Swamiji: The alignment of personality is mostly a psychological process, which is a part of meditation. Your person should be aligned properly. That is to say, you should have internal stability and composure. The body and mind should be made stable; otherwise, a person will be sick mentally. Balanced thinking is what I meant by proper alignment of personality. You should not go to extremes this way or that way. You will feel a satisfaction inside you. That is a sign of internal balance. Do you feel a satisfaction inside you? Otherwise, that is no good. Something is seriously wrong inside if there is no satisfaction, and what is wrong, each one has to know for oneself.

You have to adjust yourself with everything. Mere physical exercise is not sufficient. Our sorrows, our griefs are not born of the physical body. They are born of our mind only, in the way in which we are thinking.

Another visitor: Last night they chanted the Fourteenth Chapter of the Gita, and in it it speaks of the gunas as something distinct from the Self. In meditation I am confused because it feels like the mind is something that is superimposed, and I don't understand whether it's to be rejected or controlled, and if it is to be controlled, who is controlling the mind.

Swamiji: The best thing is not to think of the gunas. You simply feel that they don't exist at all. They are three types of disturbance that arise in the mind. There is no need of going into detail of all these things. If your mind is able to fix itself satisfactorily on whatever your concept of the Almighty is, these gunas will fly away like birds. They won't come near you afterwards.

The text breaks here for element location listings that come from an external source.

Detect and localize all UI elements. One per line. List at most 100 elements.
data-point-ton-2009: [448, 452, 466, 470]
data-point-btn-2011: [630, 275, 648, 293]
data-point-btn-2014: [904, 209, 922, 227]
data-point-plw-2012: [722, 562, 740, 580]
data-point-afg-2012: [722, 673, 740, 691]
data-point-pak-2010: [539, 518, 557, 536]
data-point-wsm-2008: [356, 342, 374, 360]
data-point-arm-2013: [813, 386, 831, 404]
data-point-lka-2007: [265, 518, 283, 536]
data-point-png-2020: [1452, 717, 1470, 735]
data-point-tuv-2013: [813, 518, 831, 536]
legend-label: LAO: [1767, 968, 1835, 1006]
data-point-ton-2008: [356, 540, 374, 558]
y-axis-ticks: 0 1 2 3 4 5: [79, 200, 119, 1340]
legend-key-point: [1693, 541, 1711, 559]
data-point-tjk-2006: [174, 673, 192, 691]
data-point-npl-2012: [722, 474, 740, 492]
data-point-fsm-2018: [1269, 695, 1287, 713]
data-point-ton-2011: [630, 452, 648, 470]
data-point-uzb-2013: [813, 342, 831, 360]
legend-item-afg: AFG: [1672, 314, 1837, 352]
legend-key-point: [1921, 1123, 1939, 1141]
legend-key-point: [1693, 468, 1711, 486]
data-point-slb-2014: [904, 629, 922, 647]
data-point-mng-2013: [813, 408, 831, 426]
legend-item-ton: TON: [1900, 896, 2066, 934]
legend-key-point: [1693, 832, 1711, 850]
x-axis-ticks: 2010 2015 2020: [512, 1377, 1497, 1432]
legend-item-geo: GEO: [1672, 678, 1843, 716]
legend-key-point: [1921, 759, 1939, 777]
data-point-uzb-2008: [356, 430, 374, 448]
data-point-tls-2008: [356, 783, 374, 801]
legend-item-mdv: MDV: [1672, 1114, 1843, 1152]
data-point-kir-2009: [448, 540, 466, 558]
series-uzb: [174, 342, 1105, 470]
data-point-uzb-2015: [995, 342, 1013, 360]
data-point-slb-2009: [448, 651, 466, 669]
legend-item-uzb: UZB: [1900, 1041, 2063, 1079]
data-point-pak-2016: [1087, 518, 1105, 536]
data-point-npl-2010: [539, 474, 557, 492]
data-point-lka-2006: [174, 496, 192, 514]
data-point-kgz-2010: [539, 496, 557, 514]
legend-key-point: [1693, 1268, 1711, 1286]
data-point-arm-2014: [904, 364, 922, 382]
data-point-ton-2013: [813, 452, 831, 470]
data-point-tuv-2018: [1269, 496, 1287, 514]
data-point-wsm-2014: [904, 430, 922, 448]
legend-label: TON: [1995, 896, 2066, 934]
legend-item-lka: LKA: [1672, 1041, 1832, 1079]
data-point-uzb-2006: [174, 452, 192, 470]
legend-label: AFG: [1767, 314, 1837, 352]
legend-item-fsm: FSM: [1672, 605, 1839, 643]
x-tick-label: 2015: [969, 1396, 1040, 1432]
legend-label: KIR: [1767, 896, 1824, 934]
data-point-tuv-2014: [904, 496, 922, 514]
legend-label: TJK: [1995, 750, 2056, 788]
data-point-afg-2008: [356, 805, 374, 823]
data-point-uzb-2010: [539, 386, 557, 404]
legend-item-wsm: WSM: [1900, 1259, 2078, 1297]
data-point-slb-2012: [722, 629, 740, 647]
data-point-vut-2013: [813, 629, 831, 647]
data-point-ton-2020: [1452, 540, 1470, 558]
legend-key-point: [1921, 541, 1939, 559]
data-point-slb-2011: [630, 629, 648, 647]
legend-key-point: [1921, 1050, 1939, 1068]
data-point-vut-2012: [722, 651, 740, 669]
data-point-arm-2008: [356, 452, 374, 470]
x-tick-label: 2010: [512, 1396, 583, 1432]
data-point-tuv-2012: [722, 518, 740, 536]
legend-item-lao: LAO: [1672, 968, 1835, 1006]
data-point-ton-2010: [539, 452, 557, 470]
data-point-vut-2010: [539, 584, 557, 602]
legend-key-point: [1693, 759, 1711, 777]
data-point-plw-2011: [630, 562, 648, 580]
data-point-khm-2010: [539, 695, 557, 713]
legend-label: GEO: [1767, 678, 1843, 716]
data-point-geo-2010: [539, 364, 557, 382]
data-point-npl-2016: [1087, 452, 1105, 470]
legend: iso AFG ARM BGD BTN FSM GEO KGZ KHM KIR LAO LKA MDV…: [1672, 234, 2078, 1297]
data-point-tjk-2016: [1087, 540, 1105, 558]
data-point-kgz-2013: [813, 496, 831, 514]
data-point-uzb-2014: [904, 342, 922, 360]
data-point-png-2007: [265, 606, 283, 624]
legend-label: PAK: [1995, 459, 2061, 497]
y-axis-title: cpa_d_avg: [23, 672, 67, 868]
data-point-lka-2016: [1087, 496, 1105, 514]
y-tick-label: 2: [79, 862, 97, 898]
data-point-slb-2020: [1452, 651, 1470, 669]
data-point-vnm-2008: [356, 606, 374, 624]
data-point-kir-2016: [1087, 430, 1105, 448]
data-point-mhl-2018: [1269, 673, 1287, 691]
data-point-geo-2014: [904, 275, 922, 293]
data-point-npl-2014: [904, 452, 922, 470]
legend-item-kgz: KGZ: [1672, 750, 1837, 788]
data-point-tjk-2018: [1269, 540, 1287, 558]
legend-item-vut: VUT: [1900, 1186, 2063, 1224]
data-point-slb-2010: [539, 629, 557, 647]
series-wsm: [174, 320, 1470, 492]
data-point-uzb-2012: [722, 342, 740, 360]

These gunas are only certain types of imbalance of the mind. They don't exist outside the mind. It is a very interesting subject. The gunas do not exist independent of the mind. They are the very threads out of which the very fabric of the mind is woven. Just as threads make the cloth and minus threads there is no cloth, minus the gunas there is no mind. If the mind is able to adjust itself to the lofty concept of the great Universal Principle, these gunas will subside automatically. They will find themselves in a state of balance.

There is nothing equal to meditation. Everything will follow from that. You should not go on reading books unnecessarily, and hearing all kinds of sermons. They may be good in their own way, but they will all be covered by this one masterstroke of maintaining oneself in a satisfactory position in the light of the presence of the Almighty in whatever way you may be considering it, whatever way you conceive it.

You should not think too much of these gunas. They actually don't exist except as constituents of the mind itself.

Visitor: In meditation it feels like there is a contradiction for myself of a feeling for who I am, as I am, to concentrate on some Almighty wonder, and to be separate from it.

Swamiji: It is not separate.

Visitor: I know. That's the contradiction.

Swamiji: What is the use of saying “I know, and it is a contradiction”? If your mind cannot accommodate itself to the presence of the Almighty, it should try to do that by repeated exercise of concentration. It cannot get accommodated abruptly like that. It requires daily practice. Anything with which it is not accustomed, it will not agree to. But it is necessary to make it get adjusted to that thought, and a day will come when it will be a normal way of thinking.